射影幾何(続)

冬期講習が終わり時間がすこしできて,ポンスレの定理である.昔,『ポンスレの定理』で,88年名大,90年京大,90年東大の問題を,それぞれの場合のなかで一般化し,そこからいくつかの考察をすすめた.この計算をやったのは,96〜97年頃だった.74年に教員になってから95年頃までの20年間,ほとんど数学からは離れていた.途中で無性に数学が読みたくなって『初等整数論講義』を読みかえしたことはあったが.その後この業界に入って,せめて入試問題を材料にその背景を深め一般化しておこうと,いろいろ一から勉強しはじめた頃だった.この時期にいろいろ一般化しまた計算したことが青空学園の土台になっている.上記のページで証明した1/a+1/b=1のような条件が,実は一般的に定式化することができる.その頃はまったく知らなかった.
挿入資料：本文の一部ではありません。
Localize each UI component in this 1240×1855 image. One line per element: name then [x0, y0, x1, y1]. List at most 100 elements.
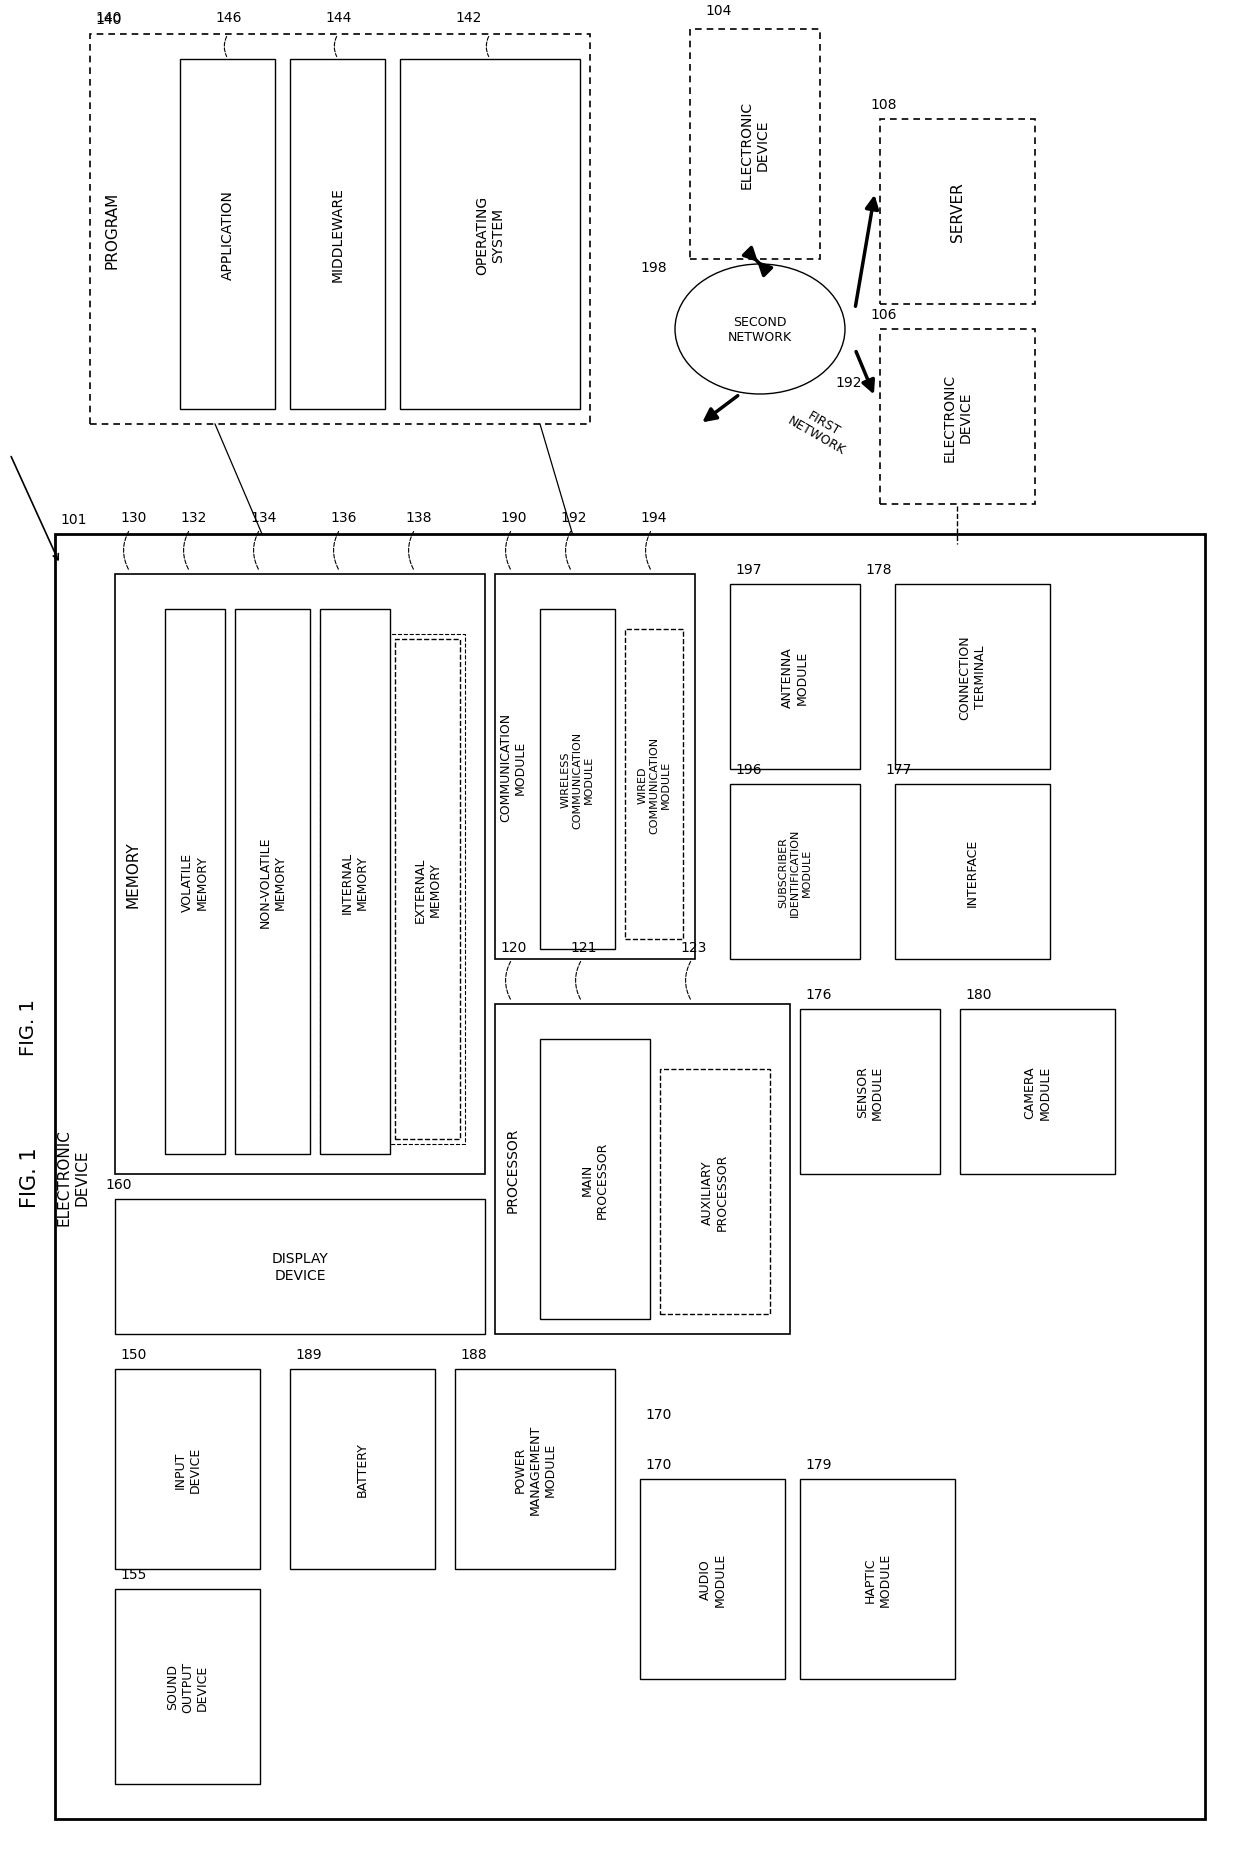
Text: 108: 108	[870, 98, 897, 111]
FancyArrowPatch shape	[184, 532, 188, 569]
Text: FIG. 1: FIG. 1	[20, 1146, 40, 1208]
Text: 130: 130	[120, 510, 146, 525]
Text: BATTERY: BATTERY	[356, 1441, 370, 1497]
Text: AUDIO
MODULE: AUDIO MODULE	[698, 1553, 727, 1606]
Text: 194: 194	[640, 510, 667, 525]
Text: ELECTRONIC
DEVICE: ELECTRONIC DEVICE	[942, 373, 972, 462]
Bar	[730, 785, 861, 959]
Text: 170: 170	[645, 1458, 671, 1471]
Bar	[625, 629, 683, 939]
Text: WIRED
COMMUNICATION
MODULE: WIRED COMMUNICATION MODULE	[637, 736, 671, 833]
Bar	[640, 1478, 785, 1679]
FancyArrowPatch shape	[124, 532, 129, 569]
Text: MIDDLEWARE: MIDDLEWARE	[331, 187, 345, 282]
Bar	[115, 1369, 260, 1569]
Text: 144: 144	[325, 11, 351, 24]
Text: SOUND
OUTPUT
DEVICE: SOUND OUTPUT DEVICE	[166, 1660, 210, 1712]
Text: 180: 180	[965, 987, 992, 1002]
Text: FIG. 1: FIG. 1	[19, 1000, 37, 1055]
Bar	[495, 575, 694, 959]
Text: NON-VOLATILE
MEMORY: NON-VOLATILE MEMORY	[258, 837, 286, 928]
Text: SENSOR
MODULE: SENSOR MODULE	[856, 1065, 884, 1119]
Bar	[495, 1004, 790, 1334]
Bar	[401, 59, 580, 410]
Text: 142: 142	[455, 11, 481, 24]
Bar	[880, 121, 1035, 304]
FancyArrowPatch shape	[506, 532, 511, 569]
Text: 132: 132	[180, 510, 206, 525]
Ellipse shape	[675, 265, 844, 395]
Text: 134: 134	[250, 510, 277, 525]
Bar	[91, 35, 590, 425]
Bar	[165, 610, 224, 1154]
Text: 196: 196	[735, 762, 761, 777]
Bar	[320, 610, 391, 1154]
Text: 146: 146	[215, 11, 242, 24]
Text: MAIN
PROCESSOR: MAIN PROCESSOR	[582, 1141, 609, 1219]
Bar	[960, 1009, 1115, 1174]
Text: 140: 140	[95, 13, 122, 28]
Text: 138: 138	[405, 510, 432, 525]
Text: 150: 150	[120, 1347, 146, 1362]
Text: APPLICATION: APPLICATION	[221, 189, 234, 280]
Text: PROGRAM: PROGRAM	[104, 191, 119, 269]
Text: ELECTRONIC
DEVICE: ELECTRONIC DEVICE	[740, 100, 770, 189]
Bar	[236, 610, 310, 1154]
Bar	[800, 1009, 940, 1174]
Text: OPERATING
SYSTEM: OPERATING SYSTEM	[475, 195, 505, 275]
Text: COMMUNICATION
MODULE: COMMUNICATION MODULE	[498, 712, 527, 822]
Bar	[800, 1478, 955, 1679]
Text: 178: 178	[866, 562, 892, 577]
Text: PROCESSOR: PROCESSOR	[506, 1126, 520, 1211]
Bar	[290, 59, 384, 410]
Text: 192: 192	[835, 377, 862, 390]
Text: 101: 101	[60, 512, 87, 527]
Bar	[730, 584, 861, 770]
Text: SECOND
NETWORK: SECOND NETWORK	[728, 315, 792, 343]
Text: 176: 176	[805, 987, 832, 1002]
Bar	[895, 785, 1050, 959]
FancyArrowPatch shape	[335, 37, 337, 58]
Text: 177: 177	[885, 762, 911, 777]
Text: ELECTRONIC
DEVICE: ELECTRONIC DEVICE	[57, 1128, 89, 1226]
FancyArrowPatch shape	[506, 963, 511, 1000]
Bar	[660, 1070, 770, 1315]
Bar	[396, 640, 460, 1139]
FancyArrowPatch shape	[253, 532, 259, 569]
Text: CONNECTION
TERMINAL: CONNECTION TERMINAL	[959, 634, 987, 720]
Bar	[539, 610, 615, 950]
Text: INTERFACE: INTERFACE	[966, 838, 980, 905]
Text: 160: 160	[105, 1178, 131, 1191]
Text: SERVER: SERVER	[950, 182, 965, 243]
FancyArrowPatch shape	[334, 532, 339, 569]
Text: INPUT
DEVICE: INPUT DEVICE	[174, 1447, 201, 1491]
Text: INTERNAL
MEMORY: INTERNAL MEMORY	[341, 851, 370, 913]
Text: ANTENNA
MODULE: ANTENNA MODULE	[781, 647, 808, 707]
Text: 123: 123	[680, 940, 707, 955]
Bar	[455, 1369, 615, 1569]
Text: 188: 188	[460, 1347, 486, 1362]
Bar	[180, 59, 275, 410]
Text: DISPLAY
DEVICE: DISPLAY DEVICE	[272, 1252, 329, 1282]
Text: CAMERA
MODULE: CAMERA MODULE	[1023, 1065, 1052, 1119]
Text: FIRST
NETWORK: FIRST NETWORK	[785, 403, 854, 458]
Bar	[895, 584, 1050, 770]
Text: SUBSCRIBER
IDENTIFICATION
MODULE: SUBSCRIBER IDENTIFICATION MODULE	[779, 827, 812, 916]
Bar	[55, 534, 1205, 1820]
FancyArrowPatch shape	[565, 532, 570, 569]
Text: 170: 170	[645, 1408, 671, 1421]
Bar	[115, 1200, 485, 1334]
Bar	[115, 575, 485, 1174]
FancyArrowPatch shape	[486, 37, 489, 58]
Text: 104: 104	[706, 4, 732, 19]
Text: MEMORY: MEMORY	[125, 840, 140, 907]
FancyArrowPatch shape	[575, 963, 580, 1000]
FancyArrowPatch shape	[646, 532, 651, 569]
FancyArrowPatch shape	[686, 963, 691, 1000]
Bar	[880, 330, 1035, 505]
FancyArrowPatch shape	[408, 532, 414, 569]
FancyArrowPatch shape	[224, 37, 227, 58]
Text: AUXILIARY
PROCESSOR: AUXILIARY PROCESSOR	[701, 1154, 729, 1230]
Text: 190: 190	[500, 510, 527, 525]
Bar	[115, 1590, 260, 1785]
その後,青空学園でもデザルグの定理やパスカルの定理など射影幾何関連の話題が増えた.高校幾何も射影幾何を配景にもつものが多いのだ.それで二年前から,パスカルの読み直しからはじめて射影幾何を再構成している.これは19世紀にはなされていることなのだが,完成し終わったこととして近年の数学そのものの話題として取りあげられることも少なくなった.一方,射影幾何は高校段階の数学教育にとってはやはり重要なこと,むしろこれから重要なことなのだが,教育の現場にいて一から勉強するのは大変だ.私の立場でできるだけやって,できたところまでウエブ上に残しておこうと考えてきた.まだこちらの勉強ノートの段階で,何回か読み直し書き直しが必要だ.読んで下さってる人もいるので,最後までやりぬきたい.
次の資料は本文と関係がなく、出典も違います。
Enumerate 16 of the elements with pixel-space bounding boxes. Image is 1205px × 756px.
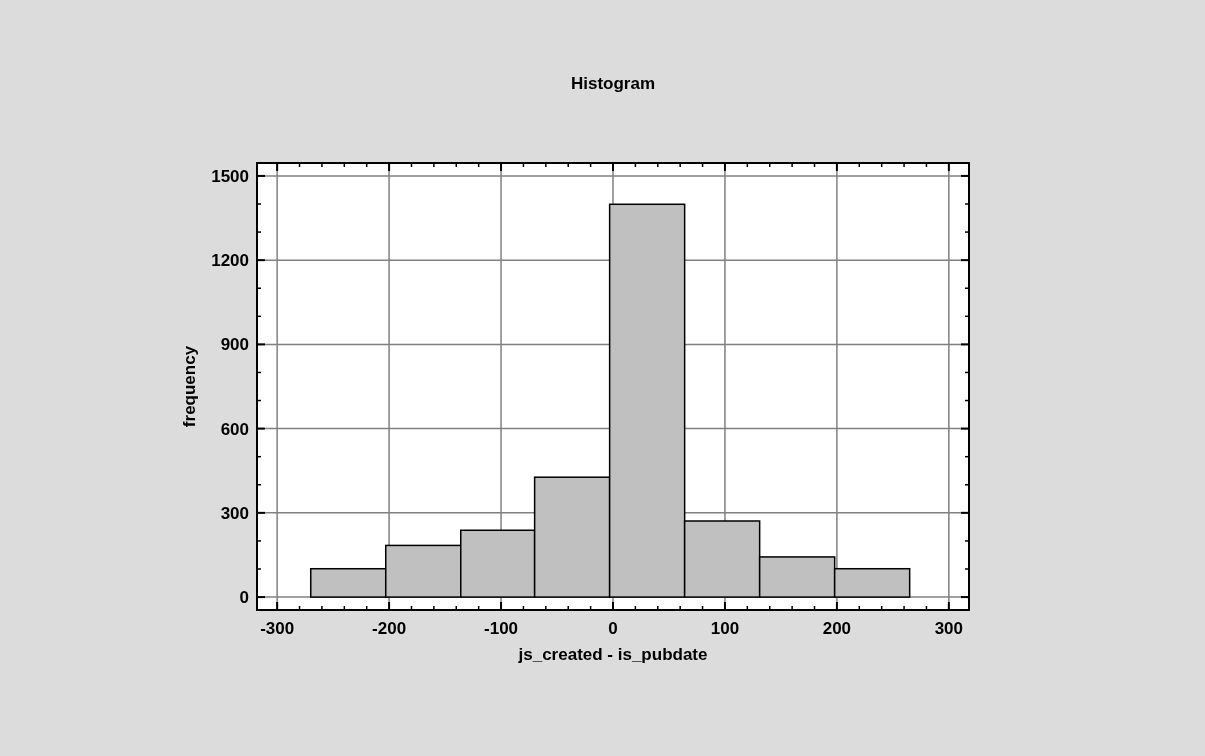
x-axis-title: js_created - is_pubdate bbox=[517, 645, 708, 664]
x-tick-label: 100 bbox=[710, 619, 740, 638]
y-tick-label: 300 bbox=[220, 503, 249, 523]
x-tick-label: 0 bbox=[608, 619, 618, 638]
x-tick-label: -100 bbox=[484, 619, 519, 638]
x-tick-label: -200 bbox=[372, 619, 407, 638]
x-tick-label: 300 bbox=[934, 619, 964, 638]
y-tick-label: 1500 bbox=[211, 166, 249, 186]
y-tick-label: 600 bbox=[220, 419, 249, 439]
y-tick-label: 0 bbox=[239, 588, 249, 608]
x-tick-label: 200 bbox=[822, 619, 852, 638]
y-tick-label: 1200 bbox=[211, 251, 249, 271]
x-tick-label: -300 bbox=[260, 619, 295, 638]
y-tick-label: 900 bbox=[220, 335, 249, 355]
y-axis-title: frequency bbox=[180, 345, 199, 428]
chart-title: Histogram bbox=[570, 74, 656, 93]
さてそこで問題.「二つの二次曲線がある.その一方に内接し一方に外接する三角形が存在するための必要十分条件を,それらの係数を用いて書け.」実は係数の行列式などで書ける.入試問題の場合に計算すれば同じ結果が出る.
これは『解析幾何学(円錐曲線)』(サーモン,小倉金之助訳,山海堂,1923)にあり,また『幾何学大辞典』第6巻の附録にある.ところが,サーモンの本は直感的によくわかるが論証は厳密でなく,大辞典の証明は概略だけで,これらをひとつひとつ間を埋めてやってゆくのはなかなか大変だ.上記問題の解のところまではできたので,PDFの方には入れておいた.これを少し一般的にしてポンスレの発見した曲線束に関する定理の,線型代数的証明を今やってるのだが,なかなか進まない.去年の9月10月もなかな進まないなかで,ようやく10月中頃からわかりはじめた.今回ももう少し粘るつもりである.そしてここまでやって,その上で楕円曲線からポンスレの定理を見る方に進む.という計画なのであるが,さていつまで頭が働くか,である.